Cowherd offered three options to the board. The first option would have been a salary freeze for all employees and the other two options included the normal salary schedule for employees that carried an average 1.25 percent pay increase for all employees. Some teachers would receive more and some might receive less, depending upon the number of years they have been employed. Most hourly employees such as custodians would receive a 1.25 percent pay hike.

On Thursday night, the board was asked to make 2012 budget decisions on staff levels and pay raises. The rest of the budget will be decided before June when the final 2012 budget is approved.

“This is a deficit budget I am presenting,” Cowherd said.

The current 2011 fiscal year ending this June 30 has an operating reserve balance of $4,077,099, or 22.27 percent of the overall budget.

By choosing the option with the salary increase for employees, the operating reserve balance for the 2012 fiscal year starting July 1 will drop to 16.73 percent of the overall budget.
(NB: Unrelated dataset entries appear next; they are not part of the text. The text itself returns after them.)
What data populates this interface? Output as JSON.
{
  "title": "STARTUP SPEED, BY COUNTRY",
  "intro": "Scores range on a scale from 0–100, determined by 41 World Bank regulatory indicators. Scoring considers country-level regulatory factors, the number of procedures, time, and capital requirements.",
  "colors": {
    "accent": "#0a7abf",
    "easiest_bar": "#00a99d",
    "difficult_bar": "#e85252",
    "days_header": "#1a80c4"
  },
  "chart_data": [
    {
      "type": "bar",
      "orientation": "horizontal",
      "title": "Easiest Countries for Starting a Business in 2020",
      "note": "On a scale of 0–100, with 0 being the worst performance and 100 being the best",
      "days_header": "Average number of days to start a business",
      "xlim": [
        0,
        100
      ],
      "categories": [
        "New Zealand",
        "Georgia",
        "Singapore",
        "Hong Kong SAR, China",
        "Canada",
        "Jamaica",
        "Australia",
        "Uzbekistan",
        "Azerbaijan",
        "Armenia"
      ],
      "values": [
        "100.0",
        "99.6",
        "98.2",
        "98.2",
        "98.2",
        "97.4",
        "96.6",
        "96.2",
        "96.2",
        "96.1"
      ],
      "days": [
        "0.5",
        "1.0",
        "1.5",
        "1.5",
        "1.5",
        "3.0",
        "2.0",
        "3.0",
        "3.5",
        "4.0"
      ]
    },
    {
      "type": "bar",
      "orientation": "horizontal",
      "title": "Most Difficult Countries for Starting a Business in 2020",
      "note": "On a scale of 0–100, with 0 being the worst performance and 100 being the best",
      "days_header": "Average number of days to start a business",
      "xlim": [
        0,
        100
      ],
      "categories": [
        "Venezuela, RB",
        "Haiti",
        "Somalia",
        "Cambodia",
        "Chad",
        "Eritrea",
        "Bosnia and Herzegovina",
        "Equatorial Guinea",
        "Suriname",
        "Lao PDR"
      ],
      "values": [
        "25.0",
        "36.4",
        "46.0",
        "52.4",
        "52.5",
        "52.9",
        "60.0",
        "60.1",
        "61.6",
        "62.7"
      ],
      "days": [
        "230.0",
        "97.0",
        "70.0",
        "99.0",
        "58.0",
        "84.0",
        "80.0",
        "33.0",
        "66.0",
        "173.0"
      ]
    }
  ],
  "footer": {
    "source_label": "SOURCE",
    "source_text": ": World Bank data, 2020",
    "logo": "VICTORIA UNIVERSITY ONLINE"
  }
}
The option with the salary freeze would have provided a 2012 operating reserve balance of 17.80 percent.

Board member Rick Gohring said, “I don’t like deficit financing and I think it potentially is going to require us to make some hard decisions next year, but I think the 16.73 percent reserve balance doesn’t sound that far out of line.”

Gohring then made the motion to accept the budget option with the salary increases. His motion was approved unanimously by the seven-member board.

The option selected also calls for a reduction of three full-time jobs. Two of those jobs are through retirement of current staff members. Their duties will be assumed by other employees, accounting for two of the three job cuts.

The other full-time job equivalent would come from foreign language instruction and the gifted program by cutting full-time teachers to part-time for those duties.

Cowherd said student enrollment in foreign language classes is down and a full-time teacher is no longer needed. The gifted program also would be handled with a part-time employee.

He said local and federal revenue is stable but the potential problem with the school budget is from state aid.

The answer to state aid won’t be known until after the Missouri General Assembly adjourns in May. By then teacher contracts with the pay raises are expected to be signed and delivered, removing the salary freeze as an option.

Any adjustments in the 2012 budget that need to be made before June would likely come from cuts in transportation or in other items, not salary cuts or job cuts.

Asked why he recommended a salary increase rather than saving the money for the expected budget crunch in 2013, Cowherd said, “We have to maintain a competitive advantage to get and keep good teachers in this district.”

“We’ve got great teachers right now, but we need to maintain a competitive advantage to keep them here. I don’t want to take a chance that they might quit and go somewhere else,” Cowherd said. “Good teachers are hard to find.”

Cowherd said the real budget crunch is expected to hit in 2013. At that time, he said, the district will have to look at reducing bus service to children.

“But in 2013 there also is the thought that it is time to ask the public to support a tax levy increase,” Cowherd said. “It’s possible also that revenue from casino gaming and the lottery will increase. Even though they are down now, gaming revenue is inching up.”